The government turned down an offer of 150 breathalyser kits from liquor traders. Each police station in Botswana would have been given two kits and at their own expense, the traders would have trained police officers on the proper use of these contraptions.
This offer was part of a package of proposals extended to the government after it asked the traders to submit an alternative to the alcohol levy. The proposals came to naught and the government is going ahead with its plans to implement a 30 percent levy on alcoholic beverages.
The traders’ plan, which is spread out over a year, would have taken effect two months ago and have been implemented over a year, ending June next year.
It would have started with the presentation of harsher penalties “to serve as a deterrent to alcohol abuse” presented by the Alcohol Trust to the Ministry of Trade and Industry. Charges for driving under the influence ranged from P1000 toP10 000; selling alcohol to minors would have attracted a penalty fee between P100 and P5000; and, a maximum fine of P2000 for being a public nuisance, P2000 for retailers who sell to “clearly intoxicated persons” and P5000 for intoxicated patrons.
This month would have seen the adoption of the National Alcohol Policy by the government.

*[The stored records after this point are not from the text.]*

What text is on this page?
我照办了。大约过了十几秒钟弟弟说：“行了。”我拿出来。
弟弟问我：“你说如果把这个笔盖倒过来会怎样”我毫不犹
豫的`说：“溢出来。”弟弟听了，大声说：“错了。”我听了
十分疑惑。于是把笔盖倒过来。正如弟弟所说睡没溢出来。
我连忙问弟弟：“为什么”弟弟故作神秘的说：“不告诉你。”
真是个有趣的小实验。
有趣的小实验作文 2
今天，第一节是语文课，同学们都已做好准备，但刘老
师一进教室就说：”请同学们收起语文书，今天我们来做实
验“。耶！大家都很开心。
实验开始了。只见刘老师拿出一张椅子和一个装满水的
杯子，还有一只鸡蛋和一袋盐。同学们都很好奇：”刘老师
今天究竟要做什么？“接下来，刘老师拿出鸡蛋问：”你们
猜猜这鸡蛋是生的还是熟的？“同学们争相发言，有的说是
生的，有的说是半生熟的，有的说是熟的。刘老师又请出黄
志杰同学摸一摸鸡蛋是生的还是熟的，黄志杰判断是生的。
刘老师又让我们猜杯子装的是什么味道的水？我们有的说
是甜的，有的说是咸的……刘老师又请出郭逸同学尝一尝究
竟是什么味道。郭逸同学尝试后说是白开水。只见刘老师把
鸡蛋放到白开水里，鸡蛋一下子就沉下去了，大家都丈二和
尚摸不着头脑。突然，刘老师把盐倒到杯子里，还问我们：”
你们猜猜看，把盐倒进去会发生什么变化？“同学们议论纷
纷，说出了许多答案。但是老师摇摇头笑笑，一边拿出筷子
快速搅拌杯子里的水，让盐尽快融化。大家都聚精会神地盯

The policy, which was formulated by the traders, was submitted to the government more than two years ago but none of its recommendations is reflected in the new laws that were introduced recently.
When the now controversial liquor law was mooted and the trade minister went around the country to canvass for support, Kgalagadi Breweries Limited quietly joined the fray and went to considerable expense doing so. At one point, the company hired an Australian alcohol expert to facilitate a workshop for health professionals, businesspeople and legislators at the Gaborone International Convention Centre.
In terms of the draft proposal presented to the government, October 30 would have been the deadline for the launch of a website (www.talkingalcohol.com) which would have provided “balanced and accurate information about alcohol.” Planned for similar date was the creation of a trust fund in partnership with relevant government departments and other liquor producers under the stewardship of the KBL and Botswana Breweries Limited. The draft says that producers would provide money to be invested in the fund and interest accruing from it used to sponsor programmes “aimed at reducing alcohol-related problems in Botswana such as underage drinking, drunk driving, excessive consumption and intoxication”.
The Alcohol Trust would have undertaken “comprehensive research programme to provide evidence-based information on the drinking patterns in Botswana” to “allow more targeted interventions.” Bar staff would have been trained on responsible serving practices which would have included understanding alcohol and its impact, their responsibilities regarding the serving of alcohol, understanding the law and dealing with intoxicated consumers.
“The target will be to train all retailers in the major centers before moving on to smaller areas,” the draft proposal says.
This trust would also have serialized a book titled “Drinking in Context” in “a reputable newspaper” over a three-month period. KBL and BBL would also have adopted a new corporate code of conduct and employee policy through which staff would have been trained “in the principles of moderate consumption and responsible marketing and promotions.”
In order to curb under-age drinking, traders proposed the amendment of trading conditions by making a requirement that would have compelled all retail outlets to “insist on proof of age of purchasers of alcohol products who appear to be 18 years old or younger.” By the same token, a policy of “stop-supply” would have been applied on retailers who would not have complied with the age-restriction policy. Ensuring compliance with the law would also have entailed a “mystery-shopping” programme and engaging an audit firm to implement it. Surveillance of mystery shoppers would also have been used as a safeguard against under-age drinking.
By the end of this year (December 31) a comprehensive, on-premise point-of-sale campaign aimed at deterring underage drinking and excessive drinking would have been in full swing. Drink-driving would have been tackled by way of a road safety and drink-driving programmes involving the support of the police, the media and other stakeholders. This Christmas would also have introduced Botswana drinkers to the launch of “a low/no alcohol beer making it by far the lowest alcohol content alcohol beverage in Botswana.”
Attention would also have paid to at-risk groups like pregnant women by educating them about possible medical harm (notably foetal alcohol syndrome) that could result from drinking alcohol in their condition. Help in the implementation of this programme would have been sought from the Ministry of Health. The Ministry of Education would also have been involved in public awareness campaigns targeting the youth.
The foreword of the report warns about a slew of consequences that could result from the introduction of the levy: 42 000 people in the alcohol value chain losing their jobs; smuggling and bootlegging and related problems; problem drinkers switching to more potent, lower-quality beverages; ordinary Batswana suffering losses on the stock exchange; Botswana losing its attractiveness as a destination for inward investment; an incremental impact on inflation by about 5.7 percent; and, a loss of at least 1 percent of GDP.